Comment 18 Kristian Fiskerstrand (RETIRED) gentoo-dev 2015-06-28 14:12:18 UTC
GLSA Vote: No
Comment 19 Aaron W. Swenson gentoo-dev 2015-06-28 21:42:52 UTC
  28 Jun 2015; Aaron W. Swenson <titanofold@gentoo.org>
  -postgresql-9.0.19.ebuild, -postgresql-9.0.19-r1.ebuild,
  -postgresql-9.0.20.ebuild, -postgresql-9.1.15.ebuild,
  -postgresql-9.1.15-r1.ebuild, -postgresql-9.1.16.ebuild,
  -postgresql-9.2.10.ebuild, -postgresql-9.2.10-r1.ebuild,
  -postgresql-9.2.11.ebuild, -postgresql-9.3.6.ebuild,
  -postgresql-9.3.6-r1.ebuild, -postgresql-9.3.7.ebuild,
  -postgresql-9.4.1.ebuild, -postgresql-9.4.1-r1.ebuild,
  -postgresql-9.4.2.ebuild:
  Cleanup insecure and buggy versions.
Comment 20 Yury German Gentoo Infrastructure gentoo-dev 2015-06-29 21:13:48 UTC
Arches and Maintainer(s), Thank you for your work.

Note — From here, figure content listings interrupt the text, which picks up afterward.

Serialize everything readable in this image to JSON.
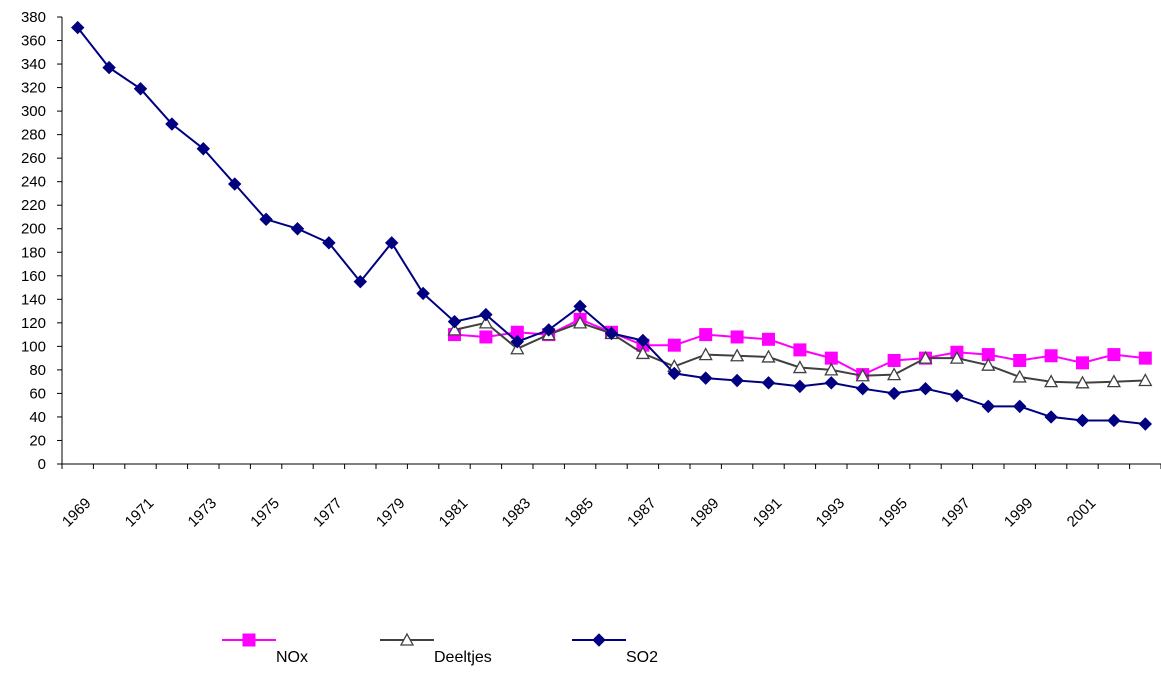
{
  "chart_data": {
    "type": "line",
    "title": "",
    "xlabel": "",
    "ylabel": "",
    "ylim": [
      0,
      380
    ],
    "yticks": [
      0,
      20,
      40,
      60,
      80,
      100,
      120,
      140,
      160,
      180,
      200,
      220,
      240,
      260,
      280,
      300,
      320,
      340,
      360,
      380
    ],
    "x": [
      1969,
      1970,
      1971,
      1972,
      1973,
      1974,
      1975,
      1976,
      1977,
      1978,
      1979,
      1980,
      1981,
      1982,
      1983,
      1984,
      1985,
      1986,
      1987,
      1988,
      1989,
      1990,
      1991,
      1992,
      1993,
      1994,
      1995,
      1996,
      1997,
      1998,
      1999,
      2000,
      2001,
      2002,
      2003
    ],
    "xtick_labels": [
      "1969",
      "1971",
      "1973",
      "1975",
      "1977",
      "1979",
      "1981",
      "1983",
      "1985",
      "1987",
      "1989",
      "1991",
      "1993",
      "1995",
      "1997",
      "1999",
      "2001"
    ],
    "grid": false,
    "legend_position": "bottom",
    "series": [
      {
        "name": "NOx",
        "color": "#FF00FF",
        "marker": "square",
        "values": [
          null,
          null,
          null,
          null,
          null,
          null,
          null,
          null,
          null,
          null,
          null,
          null,
          110,
          108,
          112,
          110,
          123,
          112,
          101,
          101,
          110,
          108,
          106,
          97,
          90,
          76,
          88,
          90,
          95,
          93,
          88,
          92,
          86,
          93,
          90
        ]
      },
      {
        "name": "Deeltjes",
        "color": "#404040",
        "marker": "triangle-open",
        "values": [
          null,
          null,
          null,
          null,
          null,
          null,
          null,
          null,
          null,
          null,
          null,
          null,
          114,
          120,
          98,
          110,
          120,
          111,
          94,
          83,
          93,
          92,
          91,
          82,
          80,
          75,
          76,
          90,
          90,
          84,
          74,
          70,
          69,
          70,
          71
        ]
      },
      {
        "name": "SO2",
        "color": "#000080",
        "marker": "diamond",
        "values": [
          371,
          337,
          319,
          289,
          268,
          238,
          208,
          200,
          188,
          155,
          188,
          145,
          121,
          127,
          104,
          114,
          134,
          111,
          105,
          77,
          73,
          71,
          69,
          66,
          69,
          64,
          60,
          64,
          58,
          49,
          49,
          40,
          37,
          37,
          34
        ]
      }
    ]
  }
}
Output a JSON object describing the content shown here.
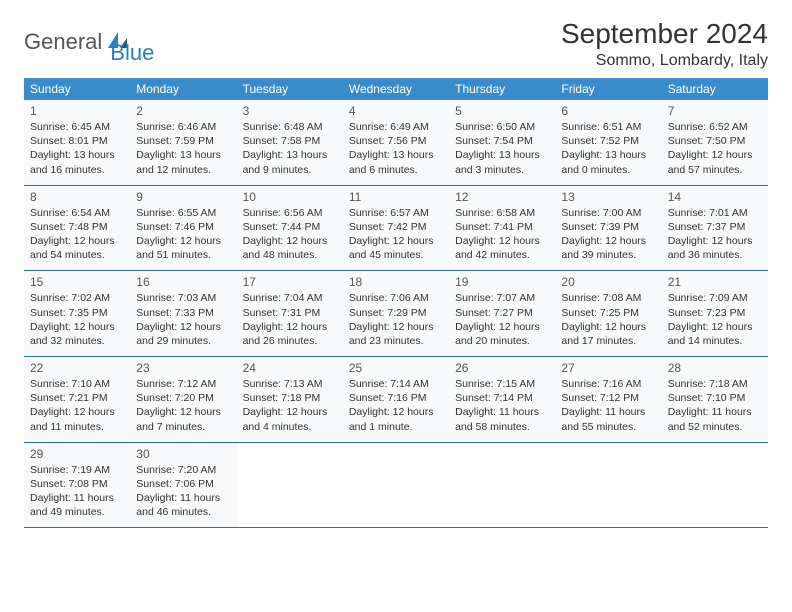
{
  "brand": {
    "text1": "General",
    "text2": "Blue",
    "icon_color": "#2b7fbf"
  },
  "title": "September 2024",
  "location": "Sommo, Lombardy, Italy",
  "colors": {
    "header_bg": "#3a8bc9",
    "header_fg": "#ffffff",
    "row_border": "#2b6ea8",
    "cell_bg": "#f8f9fa",
    "text": "#333333"
  },
  "day_names": [
    "Sunday",
    "Monday",
    "Tuesday",
    "Wednesday",
    "Thursday",
    "Friday",
    "Saturday"
  ],
  "weeks": [
    [
      {
        "n": "1",
        "sr": "Sunrise: 6:45 AM",
        "ss": "Sunset: 8:01 PM",
        "d1": "Daylight: 13 hours",
        "d2": "and 16 minutes."
      },
      {
        "n": "2",
        "sr": "Sunrise: 6:46 AM",
        "ss": "Sunset: 7:59 PM",
        "d1": "Daylight: 13 hours",
        "d2": "and 12 minutes."
      },
      {
        "n": "3",
        "sr": "Sunrise: 6:48 AM",
        "ss": "Sunset: 7:58 PM",
        "d1": "Daylight: 13 hours",
        "d2": "and 9 minutes."
      },
      {
        "n": "4",
        "sr": "Sunrise: 6:49 AM",
        "ss": "Sunset: 7:56 PM",
        "d1": "Daylight: 13 hours",
        "d2": "and 6 minutes."
      },
      {
        "n": "5",
        "sr": "Sunrise: 6:50 AM",
        "ss": "Sunset: 7:54 PM",
        "d1": "Daylight: 13 hours",
        "d2": "and 3 minutes."
      },
      {
        "n": "6",
        "sr": "Sunrise: 6:51 AM",
        "ss": "Sunset: 7:52 PM",
        "d1": "Daylight: 13 hours",
        "d2": "and 0 minutes."
      },
      {
        "n": "7",
        "sr": "Sunrise: 6:52 AM",
        "ss": "Sunset: 7:50 PM",
        "d1": "Daylight: 12 hours",
        "d2": "and 57 minutes."
      }
    ],
    [
      {
        "n": "8",
        "sr": "Sunrise: 6:54 AM",
        "ss": "Sunset: 7:48 PM",
        "d1": "Daylight: 12 hours",
        "d2": "and 54 minutes."
      },
      {
        "n": "9",
        "sr": "Sunrise: 6:55 AM",
        "ss": "Sunset: 7:46 PM",
        "d1": "Daylight: 12 hours",
        "d2": "and 51 minutes."
      },
      {
        "n": "10",
        "sr": "Sunrise: 6:56 AM",
        "ss": "Sunset: 7:44 PM",
        "d1": "Daylight: 12 hours",
        "d2": "and 48 minutes."
      },
      {
        "n": "11",
        "sr": "Sunrise: 6:57 AM",
        "ss": "Sunset: 7:42 PM",
        "d1": "Daylight: 12 hours",
        "d2": "and 45 minutes."
      },
      {
        "n": "12",
        "sr": "Sunrise: 6:58 AM",
        "ss": "Sunset: 7:41 PM",
        "d1": "Daylight: 12 hours",
        "d2": "and 42 minutes."
      },
      {
        "n": "13",
        "sr": "Sunrise: 7:00 AM",
        "ss": "Sunset: 7:39 PM",
        "d1": "Daylight: 12 hours",
        "d2": "and 39 minutes."
      },
      {
        "n": "14",
        "sr": "Sunrise: 7:01 AM",
        "ss": "Sunset: 7:37 PM",
        "d1": "Daylight: 12 hours",
        "d2": "and 36 minutes."
      }
    ],
    [
      {
        "n": "15",
        "sr": "Sunrise: 7:02 AM",
        "ss": "Sunset: 7:35 PM",
        "d1": "Daylight: 12 hours",
        "d2": "and 32 minutes."
      },
      {
        "n": "16",
        "sr": "Sunrise: 7:03 AM",
        "ss": "Sunset: 7:33 PM",
        "d1": "Daylight: 12 hours",
        "d2": "and 29 minutes."
      },
      {
        "n": "17",
        "sr": "Sunrise: 7:04 AM",
        "ss": "Sunset: 7:31 PM",
        "d1": "Daylight: 12 hours",
        "d2": "and 26 minutes."
      },
      {
        "n": "18",
        "sr": "Sunrise: 7:06 AM",
        "ss": "Sunset: 7:29 PM",
        "d1": "Daylight: 12 hours",
        "d2": "and 23 minutes."
      },
      {
        "n": "19",
        "sr": "Sunrise: 7:07 AM",
        "ss": "Sunset: 7:27 PM",
        "d1": "Daylight: 12 hours",
        "d2": "and 20 minutes."
      },
      {
        "n": "20",
        "sr": "Sunrise: 7:08 AM",
        "ss": "Sunset: 7:25 PM",
        "d1": "Daylight: 12 hours",
        "d2": "and 17 minutes."
      },
      {
        "n": "21",
        "sr": "Sunrise: 7:09 AM",
        "ss": "Sunset: 7:23 PM",
        "d1": "Daylight: 12 hours",
        "d2": "and 14 minutes."
      }
    ],
    [
      {
        "n": "22",
        "sr": "Sunrise: 7:10 AM",
        "ss": "Sunset: 7:21 PM",
        "d1": "Daylight: 12 hours",
        "d2": "and 11 minutes."
      },
      {
        "n": "23",
        "sr": "Sunrise: 7:12 AM",
        "ss": "Sunset: 7:20 PM",
        "d1": "Daylight: 12 hours",
        "d2": "and 7 minutes."
      },
      {
        "n": "24",
        "sr": "Sunrise: 7:13 AM",
        "ss": "Sunset: 7:18 PM",
        "d1": "Daylight: 12 hours",
        "d2": "and 4 minutes."
      },
      {
        "n": "25",
        "sr": "Sunrise: 7:14 AM",
        "ss": "Sunset: 7:16 PM",
        "d1": "Daylight: 12 hours",
        "d2": "and 1 minute."
      },
      {
        "n": "26",
        "sr": "Sunrise: 7:15 AM",
        "ss": "Sunset: 7:14 PM",
        "d1": "Daylight: 11 hours",
        "d2": "and 58 minutes."
      },
      {
        "n": "27",
        "sr": "Sunrise: 7:16 AM",
        "ss": "Sunset: 7:12 PM",
        "d1": "Daylight: 11 hours",
        "d2": "and 55 minutes."
      },
      {
        "n": "28",
        "sr": "Sunrise: 7:18 AM",
        "ss": "Sunset: 7:10 PM",
        "d1": "Daylight: 11 hours",
        "d2": "and 52 minutes."
      }
    ],
    [
      {
        "n": "29",
        "sr": "Sunrise: 7:19 AM",
        "ss": "Sunset: 7:08 PM",
        "d1": "Daylight: 11 hours",
        "d2": "and 49 minutes."
      },
      {
        "n": "30",
        "sr": "Sunrise: 7:20 AM",
        "ss": "Sunset: 7:06 PM",
        "d1": "Daylight: 11 hours",
        "d2": "and 46 minutes."
      },
      null,
      null,
      null,
      null,
      null
    ]
  ]
}
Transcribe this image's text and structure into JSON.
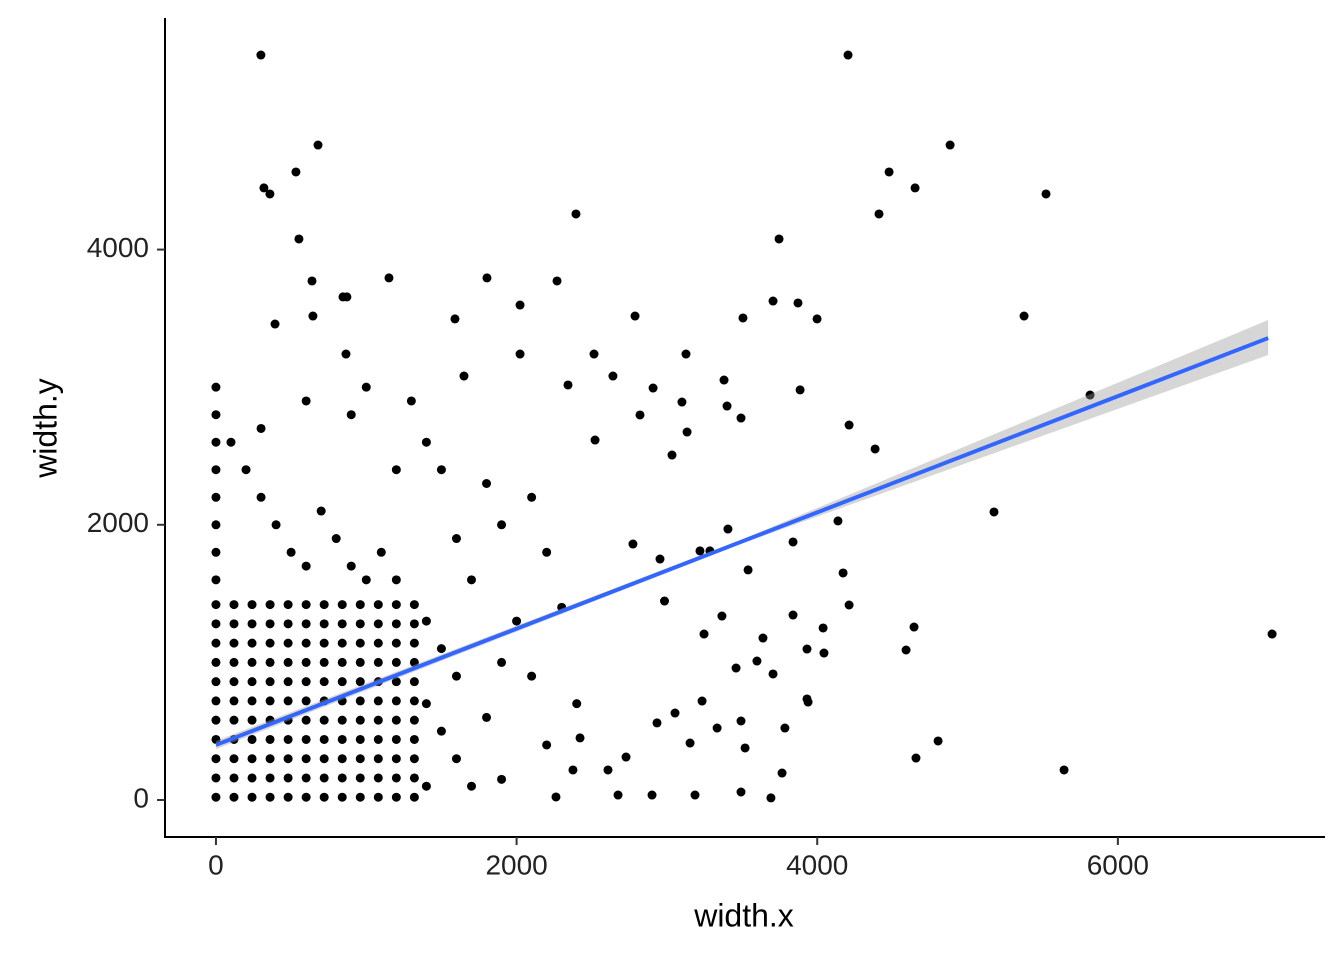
{
  "chart_data": {
    "type": "scatter",
    "x_label": "width.x",
    "y_label": "width.y",
    "xlim": [
      -339,
      7378
    ],
    "ylim": [
      -269,
      5683
    ],
    "xticks": [
      0,
      2000,
      4000,
      6000
    ],
    "yticks": [
      0,
      2000,
      4000
    ],
    "grid": false,
    "color": "#000000",
    "x": [
      0,
      120,
      240,
      360,
      480,
      600,
      720,
      840,
      960,
      1080,
      1200,
      1320,
      0,
      120,
      240,
      360,
      480,
      600,
      720,
      840,
      960,
      1080,
      1200,
      1320,
      0,
      120,
      240,
      360,
      480,
      600,
      720,
      840,
      960,
      1080,
      1200,
      1320,
      0,
      120,
      240,
      360,
      480,
      600,
      720,
      840,
      960,
      1080,
      1200,
      1320,
      0,
      120,
      240,
      360,
      480,
      600,
      720,
      840,
      960,
      1080,
      1200,
      1320,
      0,
      120,
      240,
      360,
      480,
      600,
      720,
      840,
      960,
      1080,
      1200,
      1320,
      0,
      120,
      240,
      360,
      480,
      600,
      720,
      840,
      960,
      1080,
      1200,
      1320,
      0,
      120,
      240,
      360,
      480,
      600,
      720,
      840,
      960,
      1080,
      1200,
      1320,
      0,
      120,
      240,
      360,
      480,
      600,
      720,
      840,
      960,
      1080,
      1200,
      1320,
      0,
      120,
      240,
      360,
      480,
      600,
      720,
      840,
      960,
      1080,
      1200,
      1320,
      0,
      120,
      240,
      360,
      480,
      600,
      720,
      840,
      960,
      1080,
      1200,
      1320,
      0,
      0,
      0,
      0,
      0,
      0,
      0,
      0,
      100,
      200,
      300,
      400,
      500,
      600,
      700,
      800,
      900,
      1000,
      1100,
      1200,
      1400,
      1500,
      1600,
      1400,
      1500,
      1600,
      1700,
      1800,
      1900,
      2000,
      1700,
      1900,
      2100,
      1800,
      1400,
      1200,
      900,
      600,
      300,
      1000,
      1300,
      1500,
      2200,
      2300,
      2100,
      2400,
      2200,
      1900,
      1400,
      1600,
      299,
      4205,
      679,
      4884,
      532,
      4478,
      319,
      359,
      4651,
      5522,
      2395,
      4411,
      552,
      3746,
      639,
      1151,
      1803,
      2269,
      845,
      871,
      2023,
      3706,
      3872,
      393,
      645,
      1590,
      2788,
      3506,
      3999,
      5376,
      865,
      2023,
      2515,
      3127,
      1650,
      2342,
      2641,
      3380,
      2908,
      3886,
      5815,
      3100,
      3400,
      3493,
      4212,
      2821,
      3134,
      4385,
      3034,
      2522,
      5176,
      4138,
      3406,
      3839,
      3220,
      3286,
      2774,
      2954,
      3540,
      4172,
      2984,
      4212,
      3839,
      3366,
      4039,
      4644,
      7026,
      3247,
      3639,
      3932,
      4045,
      4591,
      3599,
      3460,
      3706,
      3932,
      3234,
      3939,
      3054,
      2934,
      3493,
      3334,
      3785,
      3520,
      3154,
      4804,
      4657,
      5642,
      3766,
      3187,
      3493,
      3692,
      2901,
      2675,
      2262,
      2608,
      2728,
      2375,
      2422
    ],
    "values": [
      20,
      20,
      20,
      20,
      20,
      20,
      20,
      20,
      20,
      20,
      20,
      20,
      160,
      160,
      160,
      160,
      160,
      160,
      160,
      160,
      160,
      160,
      160,
      160,
      300,
      300,
      300,
      300,
      300,
      300,
      300,
      300,
      300,
      300,
      300,
      300,
      440,
      440,
      440,
      440,
      440,
      440,
      440,
      440,
      440,
      440,
      440,
      440,
      580,
      580,
      580,
      580,
      580,
      580,
      580,
      580,
      580,
      580,
      580,
      580,
      720,
      720,
      720,
      720,
      720,
      720,
      720,
      720,
      720,
      720,
      720,
      720,
      860,
      860,
      860,
      860,
      860,
      860,
      860,
      860,
      860,
      860,
      860,
      860,
      1000,
      1000,
      1000,
      1000,
      1000,
      1000,
      1000,
      1000,
      1000,
      1000,
      1000,
      1000,
      1140,
      1140,
      1140,
      1140,
      1140,
      1140,
      1140,
      1140,
      1140,
      1140,
      1140,
      1140,
      1280,
      1280,
      1280,
      1280,
      1280,
      1280,
      1280,
      1280,
      1280,
      1280,
      1280,
      1280,
      1420,
      1420,
      1420,
      1420,
      1420,
      1420,
      1420,
      1420,
      1420,
      1420,
      1420,
      1420,
      1600,
      1800,
      2000,
      2200,
      2400,
      2600,
      2800,
      3000,
      2600,
      2400,
      2200,
      2000,
      1800,
      1700,
      2100,
      1900,
      1700,
      1600,
      1800,
      1600,
      1300,
      1100,
      900,
      700,
      500,
      300,
      100,
      600,
      1000,
      1300,
      1600,
      2000,
      2200,
      2300,
      2600,
      2400,
      2800,
      2900,
      2700,
      3000,
      2900,
      2400,
      1800,
      1400,
      900,
      700,
      400,
      150,
      100,
      1900,
      5414,
      5414,
      4760,
      4760,
      4564,
      4564,
      4448,
      4404,
      4448,
      4404,
      4259,
      4259,
      4077,
      4077,
      3772,
      3794,
      3794,
      3772,
      3656,
      3656,
      3597,
      3626,
      3612,
      3459,
      3517,
      3496,
      3517,
      3503,
      3496,
      3517,
      3241,
      3241,
      3241,
      3241,
      3081,
      3016,
      3081,
      3052,
      2994,
      2980,
      2943,
      2892,
      2863,
      2776,
      2725,
      2798,
      2674,
      2551,
      2507,
      2616,
      2093,
      2028,
      1969,
      1875,
      1810,
      1810,
      1860,
      1751,
      1672,
      1650,
      1446,
      1417,
      1344,
      1337,
      1250,
      1257,
      1206,
      1206,
      1177,
      1097,
      1068,
      1090,
      1010,
      959,
      916,
      734,
      719,
      712,
      632,
      560,
      574,
      523,
      523,
      378,
      414,
      429,
      305,
      218,
      196,
      36,
      58,
      15,
      36,
      36,
      22,
      218,
      312,
      218,
      451
    ],
    "fit": {
      "color": "#3366ff",
      "band_color": "#999999",
      "x": [
        0,
        3500,
        7000
      ],
      "values": [
        400,
        1879,
        3357
      ],
      "lower": [
        370,
        1864,
        3234
      ],
      "upper": [
        430,
        1894,
        3488
      ]
    }
  }
}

Comment 21 Sean Amoss (RETIRED) gentoo-dev Security 2015-07-12 12:37:20 UTC
It makes no sense to release a GLSA for bug 539018 and not include this, when this bug has the currently-stable versions in the tree. 

Added to existing GLSA draft.
Comment 22 GLSAMaker/CVETool Bot gentoo-dev 2015-07-18 13:02:22 UTC
This issue was resolved and addressed in
 GLSA 201507-20 at https://security.gentoo.org/glsa/201507-20
by GLSA coordinator Mikle Kolyada (Zlogene).